Pick a piece of interactive technology in public, used by multiple people. Write down your assumptions as to how it’s used, and describe the context in which it’s being used. Watch people use it, preferably without them knowing they’re being observed. Take notes on how they use it, what they do differently, what appear to be the difficulties, what appear to be the easiest parts. Record what takes the longest, what takes the least amount of time, and how long the whole transaction takes. Consider how the readings from Norman and Crawford reflect on what you see.
I assume every NewYorkers might’ve seen Link NYC’s kiosks. Recently, they have installed a lot of them and provided to the public with various services. It includes free wifi, phone calls within US area, charging station, touch screen tablet for city maps and services, and emergency call.
Even though it’s been more than 3 years living in NYC, It is somewhat surprising to me that not all NewYorkCity has an access to the wifi(Especially in a subway). Comparing to the NYC, my hometown Korea has a better wifi connection in almost every places. So when my phone lose its connection in some places in NewYork, it stresses me out. Many people might have thought the same way and from that problem, this kind of device have been developed.
How it works
It is similar to the phone. The system itself integrates Android tablets. You go to the kiosk on the sidewalk. First, you tap the button shown on a screen that says “tab to begin”, which I think is pretty straight forward. If you want to access the wifi, you go into the settings on your phone and select “link NYC free wifi”. Then you just need to enter your email address.
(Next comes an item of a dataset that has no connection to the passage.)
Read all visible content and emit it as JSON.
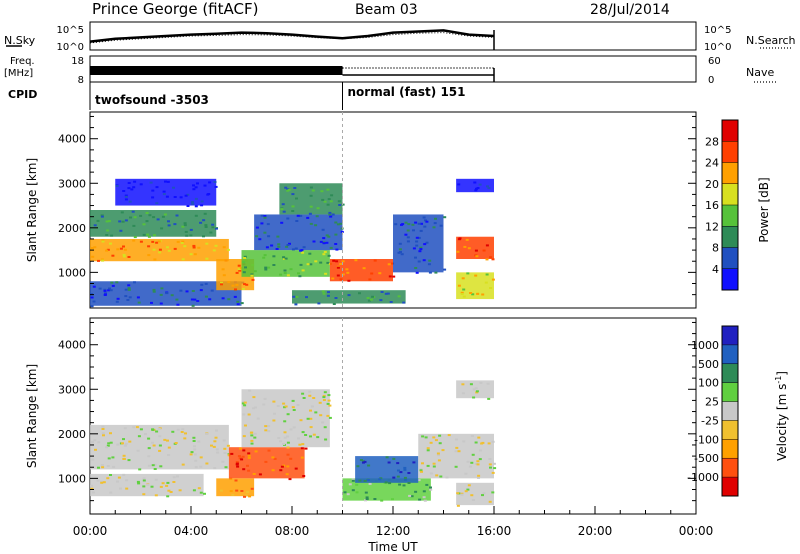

It is hard to find out whether people are actually using their free wifi a lot since they are doing it with their personal cell phones. So I might have to talk more about the functions that people can use with the kiosk itself. Although they seem to have different functions, I guess what people really do in front of the kiosk is mainly charging their phones. But even though it says you can charge your phone, I’ve never used it before since it needed the USB cable anyway. Also, most importantly, people have to stay there until you charge your battery, which isn’t a nice thing to do especially at night.
Nonetheless, I think it has a very easy interface that people can use. Similar to the iPad layout, app icons are at the bottom of the screen and people can choose what they want. When you select google map, the keypad shows up so that you can enter the destination. If you want to make a phone call, you can either type on a screen or use an actual keypad on the right. The usage of global icons for explaining the functions(Audio, USB) also helps user easy to understand how it works. People just need to plug in their USB and connect it to their phone.
The Graham’s reading allowed me to reconsider all different possible users. I found out that the Link kiosk had the web browsing function, which got eliminated now because of some reports that many homeless people used it inappropriately. (Link for reports)
There are always variables when you design something. That's why designers always need to user test their designs as much as possible before they go into the real world. Also, it was not approachable for disabilities, especially for blinds. Although we might have thought that screen-based device is the solution for future devices, it still does rely hardly on our visual sights. This reliance blocks the opportunity for some disabilities since they cannot feel the sense through the flat screen. Even though there is an actual keypad on the right, you still need to see the map through the screen when finding the place. As I mentioned in the 1 week's reading, the future of interaction design should not only rely on one sense. We should rather fully understand the human capabilities, which will lead us to use our devices more efficiently.